While I've only skimmed the available protocol draft and whitepapers, I do have a couple thoughts about wave.

Firstly, I can imagine something like this supplanting not just email and instant messaging, but also web forums, blog comments, mailing lists, wikis, bug tracking systems, twitter, and probably various other forms of communication. (But not, apparently, version control systems.) While one might have an attachment to a few of those things, I think most of us would be glad to see most of them collectively die (especially twitter and web forums of course) and be replaced by a data-driven standard, with multiple clients, rather than their general ad-hoc, server-side generated nastiness. (The Project Xanadu guys would be probably be proud.)

Secondly, while Google are making all the right noises about open protocols, multiple providers, etc, and probably only plan to lock in about five nines percent of users to wave.google.com before competing implementations arrive, wave is not a fully distributed system. Spec says:

The operational transform used for concurrency control in wave is [currently] based on mutation of a shared object owned by a central master.

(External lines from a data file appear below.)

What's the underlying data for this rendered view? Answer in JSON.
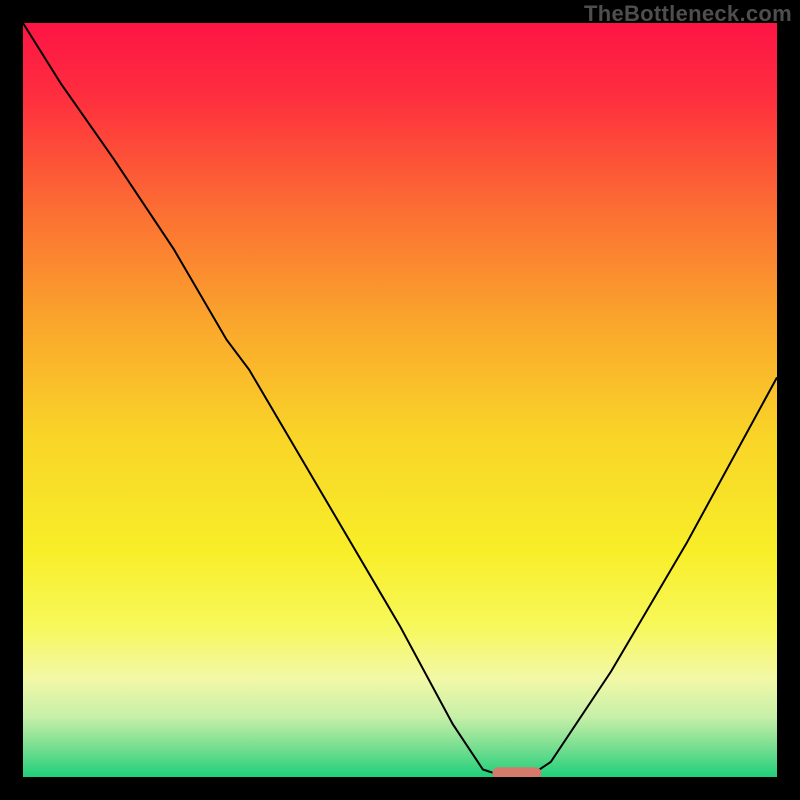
{
  "watermark": "TheBottleneck.com",
  "chart_data": {
    "type": "line",
    "title": "",
    "xlabel": "",
    "ylabel": "",
    "xlim": [
      0,
      100
    ],
    "ylim": [
      0,
      100
    ],
    "legend": false,
    "grid": false,
    "background": {
      "type": "vertical-gradient",
      "description": "Smooth vertical gradient from red at top through orange, yellow, pale yellow, pale green to green at bottom, representing severity (top=bad, bottom=good).",
      "stops": [
        {
          "pos": 0.0,
          "color": "#fd1445"
        },
        {
          "pos": 0.1,
          "color": "#fe2f3e"
        },
        {
          "pos": 0.25,
          "color": "#fc6f33"
        },
        {
          "pos": 0.4,
          "color": "#faa72c"
        },
        {
          "pos": 0.55,
          "color": "#f9d528"
        },
        {
          "pos": 0.7,
          "color": "#f8ee28"
        },
        {
          "pos": 0.8,
          "color": "#f7f85b"
        },
        {
          "pos": 0.87,
          "color": "#f2f8a7"
        },
        {
          "pos": 0.92,
          "color": "#c7f0a8"
        },
        {
          "pos": 0.96,
          "color": "#79de91"
        },
        {
          "pos": 1.0,
          "color": "#1ecf7a"
        }
      ]
    },
    "series": [
      {
        "name": "bottleneck-curve",
        "color": "#000000",
        "stroke_width": 2,
        "x": [
          0,
          5,
          12,
          20,
          27,
          30,
          40,
          50,
          57,
          61,
          64,
          67,
          70,
          78,
          88,
          100
        ],
        "y": [
          100,
          92,
          82,
          70,
          58,
          54,
          37,
          20,
          7,
          1,
          0,
          0,
          2,
          14,
          31,
          53
        ]
      }
    ],
    "markers": [
      {
        "name": "optimal-marker",
        "shape": "rounded-bar",
        "color": "#d6796d",
        "x": 65.5,
        "y": 0.5,
        "width_pct": 6.5,
        "height_pct": 1.6
      }
    ]
  }
}
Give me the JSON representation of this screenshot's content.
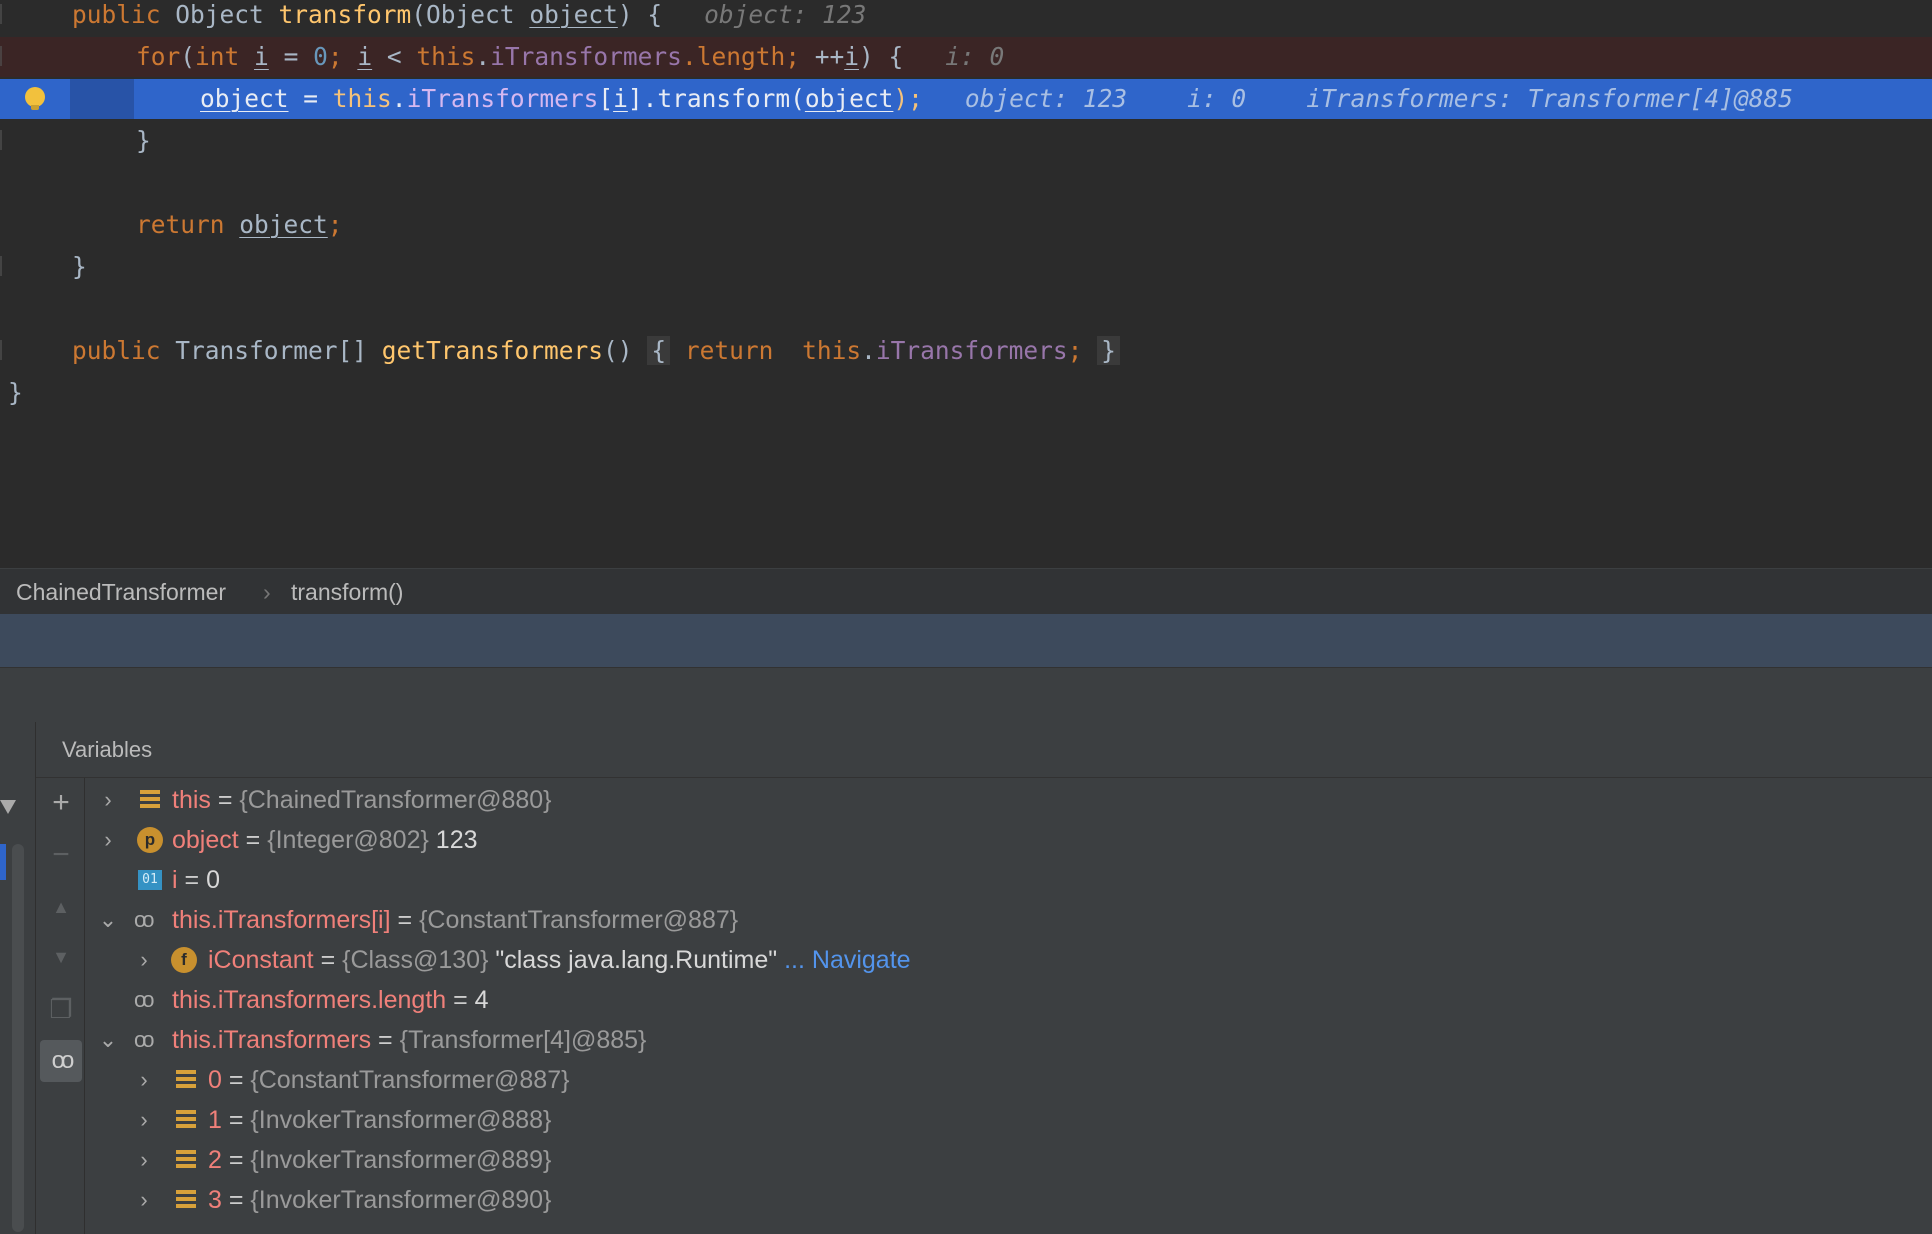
{
  "editor": {
    "line1": {
      "kw": "public ",
      "type": "Object ",
      "fn": "transform",
      "open": "(Object ",
      "param": "object",
      "close": ") {",
      "hint": "object: 123"
    },
    "line2": {
      "kw_for": "for",
      "p1": "(",
      "kw_int": "int ",
      "var_i": "i",
      "p2": " = ",
      "zero": "0",
      "p3": "; ",
      "var_i2": "i",
      "p4": " < ",
      "kw_this": "this",
      "p5": ".",
      "fld": "iTransformers",
      "p6": ".length; ",
      "p7": "++",
      "var_i3": "i",
      "p8": ") {",
      "hint": "i: 0"
    },
    "line3": {
      "var_obj": "object",
      "p1": " = ",
      "kw_this": "this",
      "p2": ".",
      "fld": "iTransformers",
      "p3": "[",
      "var_i": "i",
      "p4": "].transform(",
      "var_obj2": "object",
      "p5": ");",
      "hint1": "object: 123",
      "hint2": "i: 0",
      "hint3": "iTransformers: Transformer[4]@885"
    },
    "line4": "}",
    "line6": {
      "kw": "return ",
      "var": "object",
      "end": ";"
    },
    "line7": "}",
    "line9": {
      "kw": "public ",
      "type": "Transformer[] ",
      "fn": "getTransformers",
      "p1": "() ",
      "b1": "{",
      "kw_ret": " return ",
      "kw_this": "this",
      "p2": ".",
      "fld": "iTransformers",
      "p3": "; ",
      "b2": "}"
    },
    "line10": "}"
  },
  "breadcrumb": {
    "class": "ChainedTransformer",
    "sep": "›",
    "method": "transform()"
  },
  "variables": {
    "title": "Variables",
    "toolbar": {
      "add": "+",
      "remove": "−",
      "up": "▲",
      "down": "▼",
      "copy": "❐",
      "watches": "oo"
    },
    "rows": [
      {
        "chev": "›",
        "name": "this",
        "eq": " = ",
        "type": "{ChainedTransformer@880}",
        "value": ""
      },
      {
        "chev": "›",
        "icon": "p",
        "name": "object",
        "eq": " = ",
        "type": "{Integer@802}",
        "value": " 123"
      },
      {
        "icon": "01",
        "name": "i",
        "eq": " = ",
        "value": "0"
      },
      {
        "chev": "⌄",
        "name": "this.iTransformers[i]",
        "eq": " = ",
        "type": "{ConstantTransformer@887}"
      },
      {
        "chev": "›",
        "icon": "f",
        "name": "iConstant",
        "eq": " = ",
        "type": "{Class@130}",
        "value": " \"class java.lang.Runtime\"",
        "link": " ... Navigate"
      },
      {
        "name": "this.iTransformers.length",
        "eq": " = ",
        "value": "4"
      },
      {
        "chev": "⌄",
        "name": "this.iTransformers",
        "eq": " = ",
        "type": "{Transformer[4]@885}"
      },
      {
        "chev": "›",
        "name": "0",
        "eq": " = ",
        "type": "{ConstantTransformer@887}"
      },
      {
        "chev": "›",
        "name": "1",
        "eq": " = ",
        "type": "{InvokerTransformer@888}"
      },
      {
        "chev": "›",
        "name": "2",
        "eq": " = ",
        "type": "{InvokerTransformer@889}"
      },
      {
        "chev": "›",
        "name": "3",
        "eq": " = ",
        "type": "{InvokerTransformer@890}"
      }
    ]
  }
}
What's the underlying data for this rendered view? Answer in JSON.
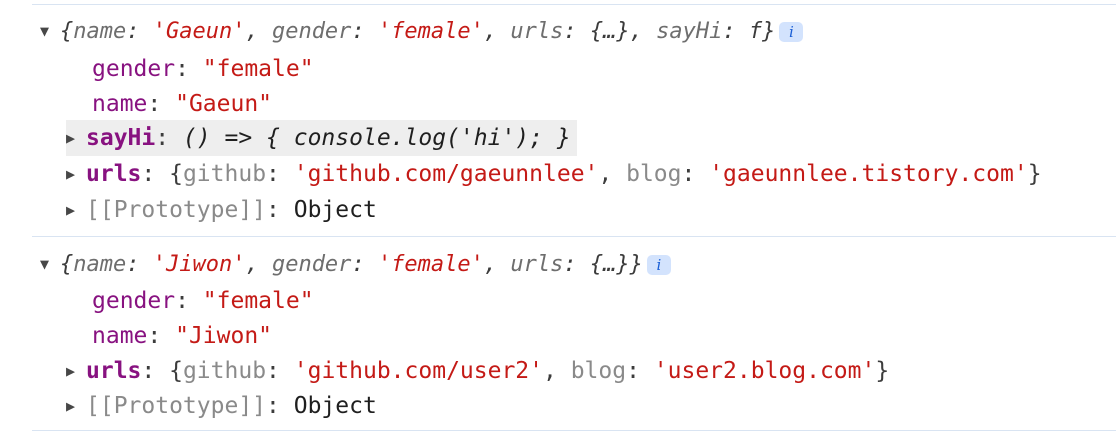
{
  "logs": [
    {
      "summary": {
        "open": "{",
        "k1": "name",
        "v1": "'Gaeun'",
        "k2": "gender",
        "v2": "'female'",
        "k3": "urls",
        "v3": "{…}",
        "k4": "sayHi",
        "v4": "f",
        "close": "}"
      },
      "info_badge": "i",
      "gender": {
        "key": "gender",
        "value": "\"female\""
      },
      "name": {
        "key": "name",
        "value": "\"Gaeun\""
      },
      "sayHi": {
        "key": "sayHi",
        "value": "() => { console.log('hi'); }"
      },
      "urls": {
        "key": "urls",
        "gk": "github",
        "gv": "'github.com/gaeunnlee'",
        "bk": "blog",
        "bv": "'gaeunnlee.tistory.com'"
      },
      "prototype": {
        "key": "[[Prototype]]",
        "value": "Object"
      }
    },
    {
      "summary": {
        "open": "{",
        "k1": "name",
        "v1": "'Jiwon'",
        "k2": "gender",
        "v2": "'female'",
        "k3": "urls",
        "v3": "{…}",
        "close": "}"
      },
      "info_badge": "i",
      "gender": {
        "key": "gender",
        "value": "\"female\""
      },
      "name": {
        "key": "name",
        "value": "\"Jiwon\""
      },
      "urls": {
        "key": "urls",
        "gk": "github",
        "gv": "'github.com/user2'",
        "bk": "blog",
        "bv": "'user2.blog.com'"
      },
      "prototype": {
        "key": "[[Prototype]]",
        "value": "Object"
      }
    }
  ],
  "glyphs": {
    "expanded": "▼",
    "collapsed": "▶",
    "colon": ":",
    "comma": ",",
    "lbrace": "{",
    "rbrace": "}"
  }
}
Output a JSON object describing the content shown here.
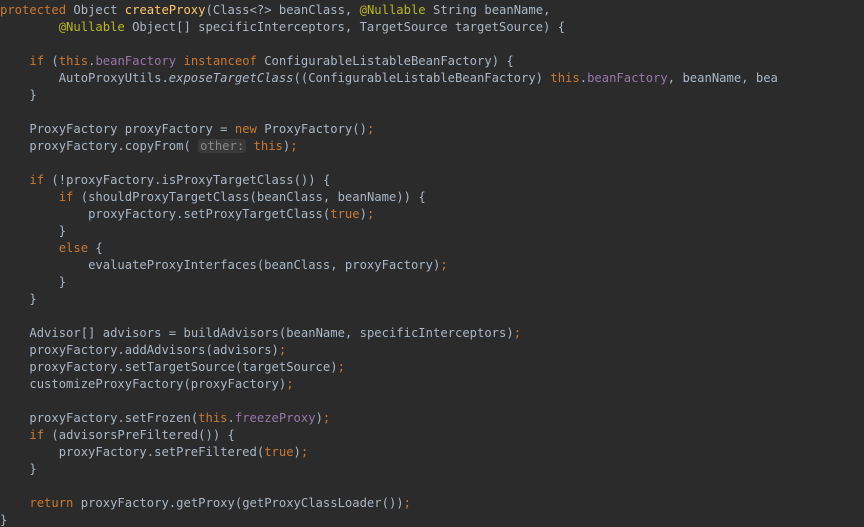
{
  "t": {
    "protected": "protected",
    "Object": "Object",
    "createProxy": "createProxy",
    "open_paren": "(",
    "close_paren": ")",
    "Class_wild": "Class<?>",
    "beanClass": "beanClass",
    "comma": ",",
    "Nullable": "@Nullable",
    "String": "String",
    "beanName": "beanName",
    "ObjectArr": "Object[]",
    "specificInterceptors": "specificInterceptors",
    "TargetSource": "TargetSource",
    "targetSource": "targetSource",
    "obrace": "{",
    "cbrace": "}",
    "if": "if",
    "this": "this",
    "dot": ".",
    "beanFactory": "beanFactory",
    "instanceof": "instanceof",
    "ConfigurableListableBeanFactory": "ConfigurableListableBeanFactory",
    "AutoProxyUtils": "AutoProxyUtils",
    "exposeTargetClass": "exposeTargetClass",
    "cast": "((ConfigurableListableBeanFactory)",
    "bea": "bea",
    "ProxyFactory": "ProxyFactory",
    "proxyFactory": "proxyFactory",
    "eq": "=",
    "new": "new",
    "emptyArgs": "()",
    "semi": ";",
    "copyFrom": "copyFrom",
    "hint_other": "other:",
    "bang": "!",
    "isProxyTargetClass": "isProxyTargetClass",
    "shouldProxyTargetClass": "shouldProxyTargetClass",
    "setProxyTargetClass": "setProxyTargetClass",
    "true": "true",
    "else": "else",
    "evaluateProxyInterfaces": "evaluateProxyInterfaces",
    "AdvisorArr": "Advisor[]",
    "advisors": "advisors",
    "buildAdvisors": "buildAdvisors",
    "addAdvisors": "addAdvisors",
    "setTargetSource": "setTargetSource",
    "customizeProxyFactory": "customizeProxyFactory",
    "setFrozen": "setFrozen",
    "freezeProxy": "freezeProxy",
    "advisorsPreFiltered": "advisorsPreFiltered",
    "setPreFiltered": "setPreFiltered",
    "return": "return",
    "getProxy": "getProxy",
    "getProxyClassLoader": "getProxyClassLoader"
  }
}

The wave server where the wave is created (IE that has the first operation) is considered the authoritative source of operations for that wave.

If the master server goes away, it sounds like a wave will become frozen and uneditable. There seems to be no way to change the master server after a wave is created, without ending up with an entirely different wave.

(Update: The demo, around minute 70, seems to show a private modification to a wave being made on another server -- so I may be missing a piece of the puzzle.)

The concurrency control protocol will be distributed at some point in the future

How many centralized systems have been successfully converted into distributed systems?

In a similar vein, after reading this whitepaper, I'm left unsure about whether it will be possible to respond to (edit) a wave while offline. Maybe, as clients can cache changes, but how well will conflict resolution work? It seems it would have to be done in the client, and there are some disturbing references here to clients throwing their local state away if they get out of sync with the server.